Nous, les musulmans, avons la chance de vivre dans un pays où nos droits sont respectés. Nous avons la possibilité de pratiquer notre religion en toute liberté. Tout n’est certes pas parfait, mais il est légitime d’affirmer que nous sommes une minorité protégée. Cela est tout à fait remarquable quand on considère la situation d’autres minorités à travers le monde. On peut être critique à l’égard des pratiques des autres.

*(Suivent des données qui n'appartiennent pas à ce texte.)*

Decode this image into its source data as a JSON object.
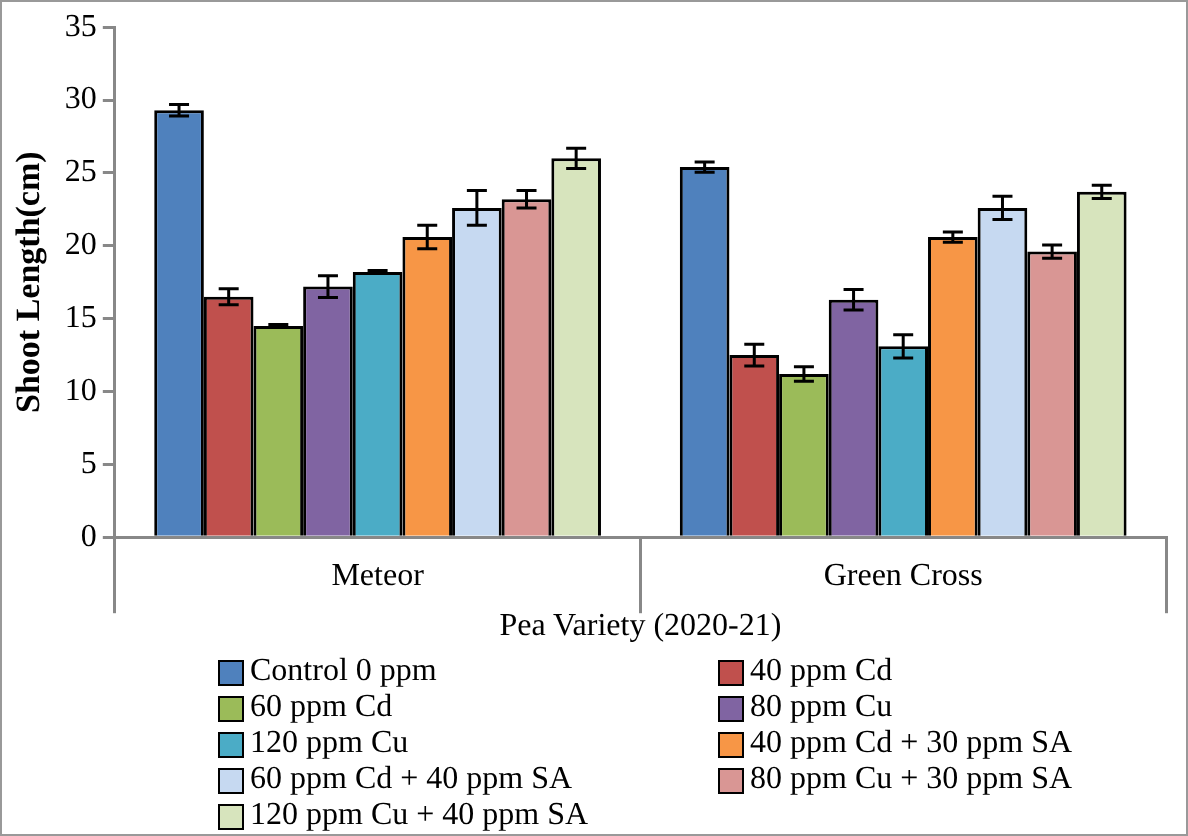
{
  "chart_data": {
    "type": "bar",
    "xlabel": "Pea Variety (2020-21)",
    "ylabel": "Shoot Length(cm)",
    "categories": [
      "Meteor",
      "Green Cross"
    ],
    "series": [
      {
        "name": "Control 0 ppm",
        "color": "#4f81bd",
        "values": [
          29.3,
          25.4
        ],
        "errors": [
          0.4,
          0.35
        ]
      },
      {
        "name": "40 ppm Cd",
        "color": "#c0504d",
        "values": [
          16.5,
          12.5
        ],
        "errors": [
          0.55,
          0.75
        ]
      },
      {
        "name": "60 ppm Cd",
        "color": "#9bbb59",
        "values": [
          14.5,
          11.2
        ],
        "errors": [
          0.1,
          0.5
        ]
      },
      {
        "name": "80 ppm Cu",
        "color": "#8064a2",
        "values": [
          17.2,
          16.3
        ],
        "errors": [
          0.75,
          0.7
        ]
      },
      {
        "name": "120 ppm Cu",
        "color": "#4bacc6",
        "values": [
          18.2,
          13.1
        ],
        "errors": [
          0.1,
          0.8
        ]
      },
      {
        "name": "40 ppm Cd + 30 ppm SA",
        "color": "#f79646",
        "values": [
          20.6,
          20.6
        ],
        "errors": [
          0.8,
          0.35
        ]
      },
      {
        "name": "60 ppm Cd + 40 ppm SA",
        "color": "#c6d9f1",
        "values": [
          22.6,
          22.6
        ],
        "errors": [
          1.2,
          0.8
        ]
      },
      {
        "name": "80 ppm Cu + 30 ppm SA",
        "color": "#d99694",
        "values": [
          23.2,
          19.6
        ],
        "errors": [
          0.6,
          0.45
        ]
      },
      {
        "name": "120 ppm Cu + 40 ppm SA",
        "color": "#d7e4bd",
        "values": [
          26.0,
          23.7
        ],
        "errors": [
          0.7,
          0.45
        ]
      }
    ],
    "ylim": [
      0,
      35
    ],
    "yticks": [
      0,
      5,
      10,
      15,
      20,
      25,
      30,
      35
    ],
    "grid": false,
    "legend": "bottom"
  }
}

C’est notre droit le plus élémentaire. Mais nous devons aussi respecter les choix des autres car le respect de l’autre est aussi l’appel au respect mutuel. D’autant plus que nous sommes particulièrement bien placés pour comprendre les logiques de la diabolisation, médiatique notamment. Et la force de la société mauricienne, qui a ses défauts, nombreux comme on le sait, tient au fait qu’il y a un pacte de la tolérance. On n’adhère pas aux croyances des autres, mais on les respecte et inversement. Quand certains refusent radicalement l’autre, ils rompent ce pacte et ouvrent la porte à tous les excès. Aujourd’hui, on stigmatise l’autre au nom de nos croyances et demain on nous stigmatisera au nom d’autres croyances. Il faut comprendre que notre vérité absolue n’est pas celle des autres et, à défaut de pouvoir l’accepter, on doit s’en accommoder. Notre situation minoritaire nous autorise un surcroît de lucidité sur les privilèges qui nous sont accordés et sur leur précarité aussi, elle nous invite à une nécessaire tolérance à l’égard des autres car il en va de notre survie et de leur survie.
Ceci dit, le comportement d’une minorité au sein d’une minorité ne doit en aucun cas justifier les amalgames ou les provocations. On a l’impression aujourd’hui que la parole haineuse est libérée. Ainsi, celui qui vit sa foi paisiblement, qui vit dans un rapport de paix avec l’autre est mis sur le banc des accusés. On lui demande, par ailleurs, d’expliquer les agissements des autres. On relègue aux oubliettes la complexité d’une communauté dont les sensibilités sont nombreuses et divergentes. Elle devient le bouc-émissaire, incarne le mal, celle sur qui convergent toutes les angoisses, tous les fantasmes. L’empiètement des droits des autres est dangereux, mais l’amalgame entre ceux, la très grande majorité, il faut le préciser, qui vivent sereinement leur foi et ceux qui ont d’autres logiques est encore plus dangereux. On ne guérira pas des excès par des excès inverses, ainsi en enfermant toute une communauté dans l’étau de la caricature, des stéréotypes sinon même de la haine.
Il est impératif, par ailleurs, de s’éduquer. On est effarés par la médiocrité hallucinante des débats sur Facebook et ailleurs. L’arrogance côtoie les courts-circuits de l’esprit quand ce ne sont pas carrément des appels à la violence. Il faut s’engager à comprendre l’autre dans sa complexité. En d’autres mots, lire, réfléchir, dialoguer, briser les mythes, non parce qu’il s’agit de tout accepter, loin de là, mais parce que l’ignorance sert de combustible au fanatisme, elle nourrit les fantasmes, les peurs et génère la violence.
Il est temps sans doute de retourner à l’essence de nos spiritualités ou de notre humanisme, dont les enseignements se rejoignent à divers degrés. Que nous disent-ils ? Qu’il faut ancrer son existence dans une transcendance, que notre vie doit être celle du dénuement, du partage ou encore de la compassion. On brandit nos différences avec force et ces différences sont réelles, pas lieu de les nier, mais, en ce faisant, on risque de se tromper d’ennemi. L’ennemi, le véritable Pharaon, pour se référer aux textes sacrés, n’est pas cet autre, lui-même minoritaire, qui veut s’affirmer, parfois de façon maladroite, mais ce système économique, le néo-libéralisme, qui broie les vies, un monde au seuil d’une guerre apocalyptique ou encore la corruption des politiques. En se trompant d’ennemi et de combat, on perpétue le règne des Pharaons, grands et petits.